Due to their unique mechanism of viral RNA replication, CoVs are prone to recombination during double infections (
43). Previous studies have suggested that SARS CoVs were likely recombinants originating from strains Rp3 and Rf1 (
13,
35), while Rs3367 recombined from lineages that had evolved into human/civet SARS CoV and bat SARS-like CoV Rs672 (
29). Our analysis of the recombination events among LYRa11 and other SARS or SARS-like CoVs using RBD and SimPlot and the results suggest that LYRa11 is a recombinant descending from lineages that had ultimately evolved into Rs3367 and Yunnan2011, both of which were detected in Yunnan Province (
16,
29). On this basis, it appears that SARS-like CoVs have been circulating in Yunnan bats for a long time, with obvious genetic recombination during virus transmission between bat species.
Our attempts to isolate infectious virus from the bat rectal samples failed, and only a few CoV-like particles were observed directly from rectal samples after ultracentrifugation. Reasons for believing these to be coronaviruses have been provided in Results, although the uncharacteristic morphology of the surface projections remains to be explained. Only a few petal-shaped spikes were observed on the surface of the virions (
Fig. 7). Spikes, however, are comprised mainly of S1 and S2 domains, which, respectively, form the globular portion and the stalk (
2). Studies have shown that S1 is not strongly associated with S2 and is easily detached from the virion during excessive freeze-thawing or ultracentrifugation (
53–55); hence, the observation of only a few intact spikes in our preparation might be ascribed to damage or loss of S1.

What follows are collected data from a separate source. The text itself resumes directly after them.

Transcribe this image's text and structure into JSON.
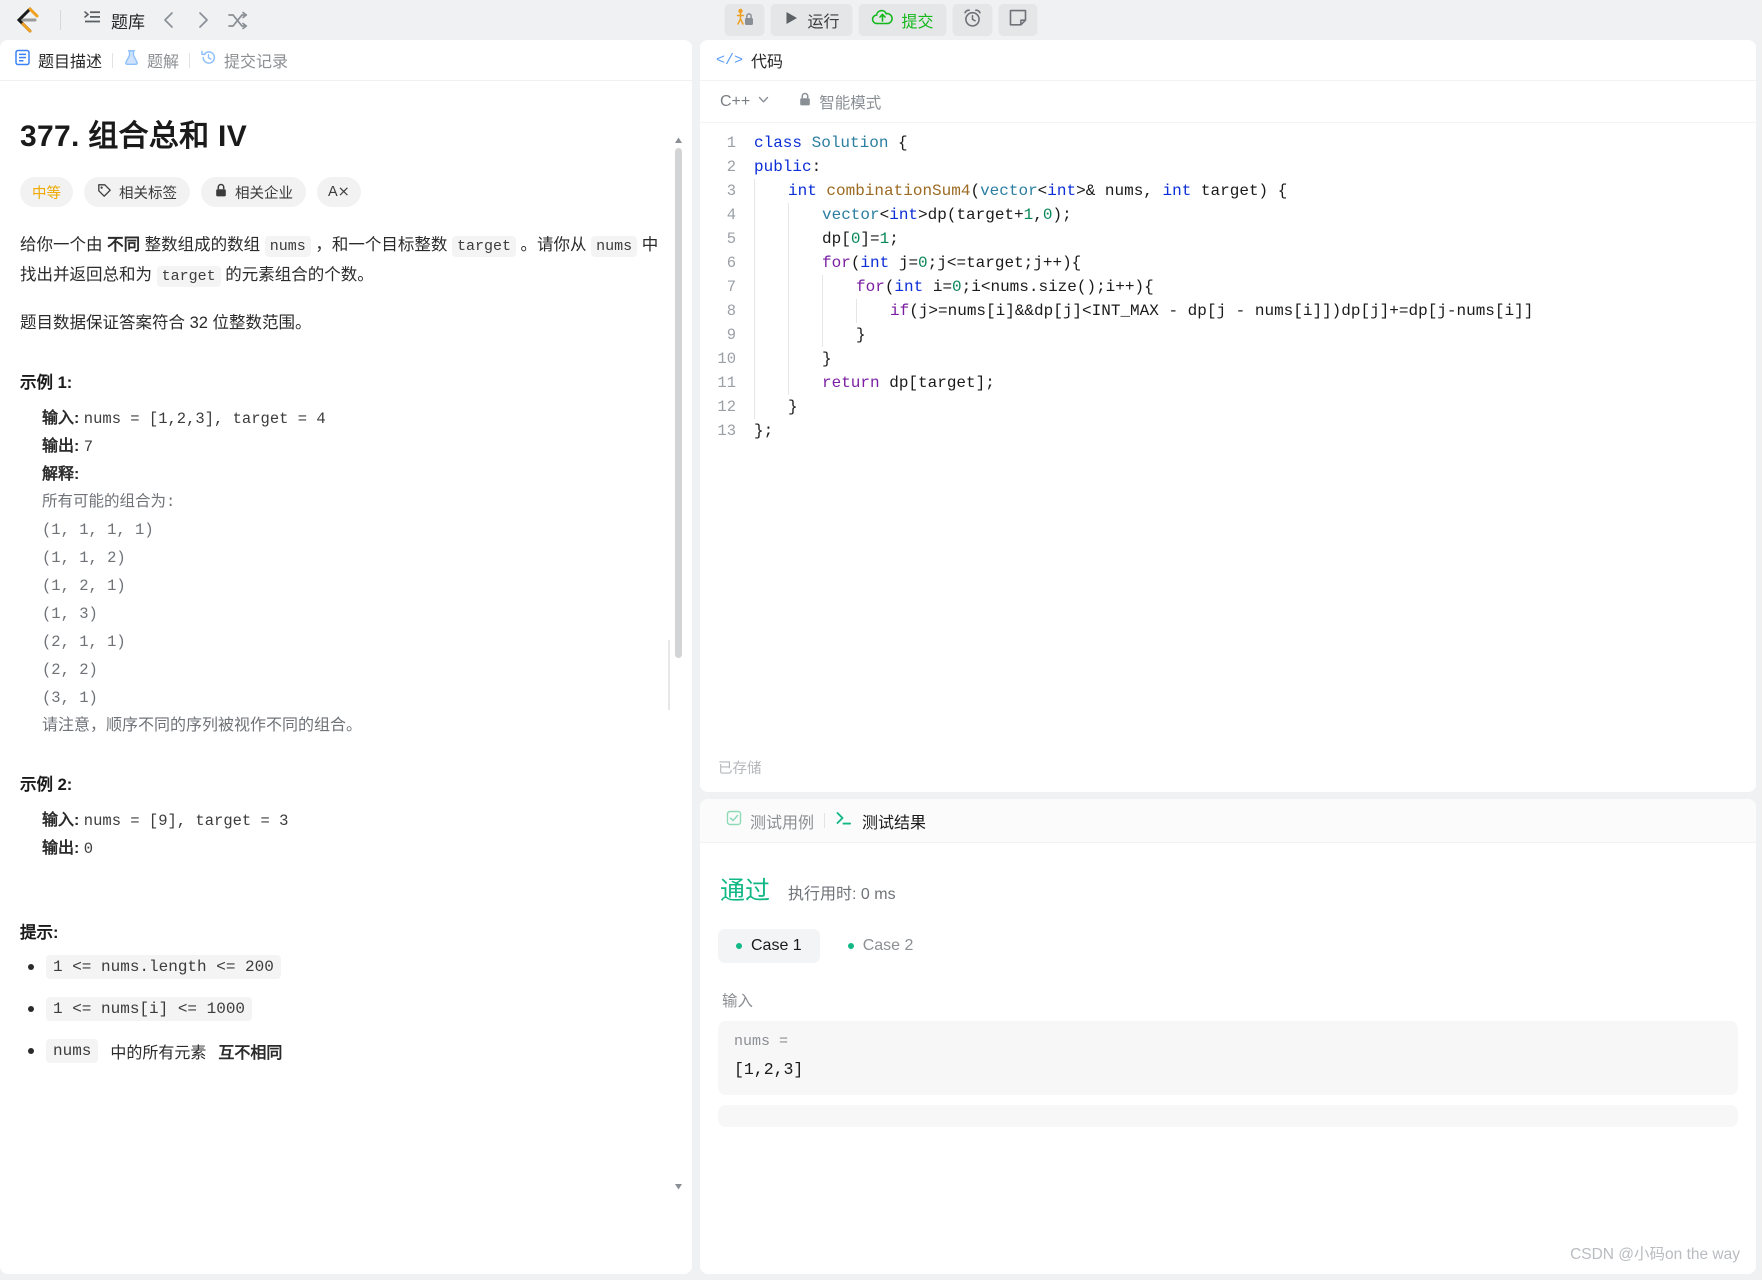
{
  "topbar": {
    "logo_name": "leetcode-logo",
    "problemset_label": "题库",
    "prev_label": "‹",
    "next_label": "›",
    "shuffle_label": "⤫",
    "debug_label": "",
    "run_label": "运行",
    "submit_label": "提交",
    "timer_label": "",
    "note_label": ""
  },
  "left": {
    "tabs": [
      {
        "label": "题目描述",
        "active": true
      },
      {
        "label": "题解",
        "active": false
      },
      {
        "label": "提交记录",
        "active": false
      }
    ],
    "title": "377. 组合总和 IV",
    "chips": [
      {
        "label": "中等",
        "kind": "difficulty"
      },
      {
        "label": "相关标签",
        "kind": "tag"
      },
      {
        "label": "相关企业",
        "kind": "company"
      },
      {
        "label": "A⨯",
        "kind": "translate"
      }
    ],
    "desc_p1_a": "给你一个由 ",
    "desc_p1_b": "不同",
    "desc_p1_c": " 整数组成的数组 ",
    "desc_code_nums": "nums",
    "desc_p1_d": " ，和一个目标整数 ",
    "desc_code_target": "target",
    "desc_p1_e": " 。请你从 ",
    "desc_code_nums2": "nums",
    "desc_p1_f": " 中找出并返回总和为 ",
    "desc_code_target2": "target",
    "desc_p1_g": " 的元素组合的个数。",
    "desc_p2": "题目数据保证答案符合 32 位整数范围。",
    "example1_heading": "示例 1:",
    "example1": {
      "input_label": "输入:",
      "input_value": "nums = [1,2,3], target = 4",
      "output_label": "输出:",
      "output_value": "7",
      "explain_label": "解释:",
      "explain_intro": "所有可能的组合为:",
      "combos": [
        "(1, 1, 1, 1)",
        "(1, 1, 2)",
        "(1, 2, 1)",
        "(1, 3)",
        "(2, 1, 1)",
        "(2, 2)",
        "(3, 1)"
      ],
      "explain_note": "请注意，顺序不同的序列被视作不同的组合。"
    },
    "example2_heading": "示例 2:",
    "example2": {
      "input_label": "输入:",
      "input_value": "nums = [9], target = 3",
      "output_label": "输出:",
      "output_value": "0"
    },
    "hints_heading": "提示:",
    "hints": [
      {
        "code": "1 <= nums.length <= 200",
        "text": ""
      },
      {
        "code": "1 <= nums[i] <= 1000",
        "text": ""
      },
      {
        "code": "nums",
        "text": " 中的所有元素 ",
        "bold": "互不相同"
      }
    ]
  },
  "code": {
    "header_title": "代码",
    "header_icon": "</>",
    "language": "C++",
    "smart_mode": "智能模式",
    "lock_icon": "lock",
    "saved_status": "已存储",
    "lines": [
      {
        "n": "1",
        "indent": 0,
        "tokens": [
          [
            "k",
            "class"
          ],
          [
            "id",
            " "
          ],
          [
            "ty",
            "Solution"
          ],
          [
            "id",
            " {"
          ]
        ]
      },
      {
        "n": "2",
        "indent": 0,
        "tokens": [
          [
            "k",
            "public"
          ],
          [
            "id",
            ":"
          ]
        ]
      },
      {
        "n": "3",
        "indent": 1,
        "tokens": [
          [
            "k",
            "int"
          ],
          [
            "id",
            " "
          ],
          [
            "fn",
            "combinationSum4"
          ],
          [
            "id",
            "("
          ],
          [
            "ty",
            "vector"
          ],
          [
            "id",
            "<"
          ],
          [
            "k",
            "int"
          ],
          [
            "id",
            ">& nums, "
          ],
          [
            "k",
            "int"
          ],
          [
            "id",
            " target) {"
          ]
        ]
      },
      {
        "n": "4",
        "indent": 2,
        "tokens": [
          [
            "ty",
            "vector"
          ],
          [
            "id",
            "<"
          ],
          [
            "k",
            "int"
          ],
          [
            "id",
            ">dp(target+"
          ],
          [
            "cn",
            "1"
          ],
          [
            "id",
            ","
          ],
          [
            "cn",
            "0"
          ],
          [
            "id",
            ");"
          ]
        ]
      },
      {
        "n": "5",
        "indent": 2,
        "tokens": [
          [
            "id",
            "dp["
          ],
          [
            "cn",
            "0"
          ],
          [
            "id",
            "]="
          ],
          [
            "cn",
            "1"
          ],
          [
            "id",
            ";"
          ]
        ]
      },
      {
        "n": "6",
        "indent": 2,
        "tokens": [
          [
            "kp",
            "for"
          ],
          [
            "id",
            "("
          ],
          [
            "k",
            "int"
          ],
          [
            "id",
            " j="
          ],
          [
            "cn",
            "0"
          ],
          [
            "id",
            ";j<=target;j++){"
          ]
        ]
      },
      {
        "n": "7",
        "indent": 3,
        "tokens": [
          [
            "kp",
            "for"
          ],
          [
            "id",
            "("
          ],
          [
            "k",
            "int"
          ],
          [
            "id",
            " i="
          ],
          [
            "cn",
            "0"
          ],
          [
            "id",
            ";i<nums.size();i++){"
          ]
        ]
      },
      {
        "n": "8",
        "indent": 4,
        "tokens": [
          [
            "kp",
            "if"
          ],
          [
            "id",
            "(j>=nums[i]&&dp[j]<INT_MAX - dp[j - nums[i]])dp[j]+=dp[j-nums[i]]"
          ]
        ]
      },
      {
        "n": "9",
        "indent": 3,
        "tokens": [
          [
            "id",
            "}"
          ]
        ]
      },
      {
        "n": "10",
        "indent": 2,
        "tokens": [
          [
            "id",
            "}"
          ]
        ]
      },
      {
        "n": "11",
        "indent": 2,
        "tokens": [
          [
            "kp",
            "return"
          ],
          [
            "id",
            " dp[target];"
          ]
        ]
      },
      {
        "n": "12",
        "indent": 1,
        "tokens": [
          [
            "id",
            "}"
          ]
        ]
      },
      {
        "n": "13",
        "indent": 0,
        "tokens": [
          [
            "id",
            "};"
          ]
        ]
      }
    ]
  },
  "tests": {
    "tabs": [
      {
        "label": "测试用例",
        "active": false,
        "icon": "checkbox-icon"
      },
      {
        "label": "测试结果",
        "active": true,
        "icon": "terminal-icon"
      }
    ],
    "verdict": "通过",
    "runtime_label": "执行用时: 0 ms",
    "cases": [
      {
        "label": "Case 1",
        "active": true
      },
      {
        "label": "Case 2",
        "active": false
      }
    ],
    "input_label": "输入",
    "input_key": "nums =",
    "input_value": "[1,2,3]"
  },
  "watermark": "CSDN @小码on the way",
  "colors": {
    "accent_green": "#14b81b",
    "verdict_green": "#12b886",
    "difficulty_yellow": "#eeaa00",
    "tab_blue": "#5a9cf8"
  }
}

In conclusion, Yunnan is a region with diverse alpha- and betacoronaviruses. Due to the ease of recombination between different strains, more diverse bat CoVs are likely to be identified in the future in this region, with important public health implications. The identification of bat SARS-like CoVs unable to infect human and civet before 2013 prompted speculation about the existence of SARS-like CoVs able to directly infect human and civets via wild animals. This speculation has ended with the identification of LYRa11 and Rs3367, which are gap-filling viruses and likely have the ability to directly infect humans. The discovery of LYRa11, together with Rs3367, has provided an important clue to the origin of SARS CoV from bat SARS-like CoVs and presents the strongest evidence so far that bats are the natural hosts of SARS CoVs.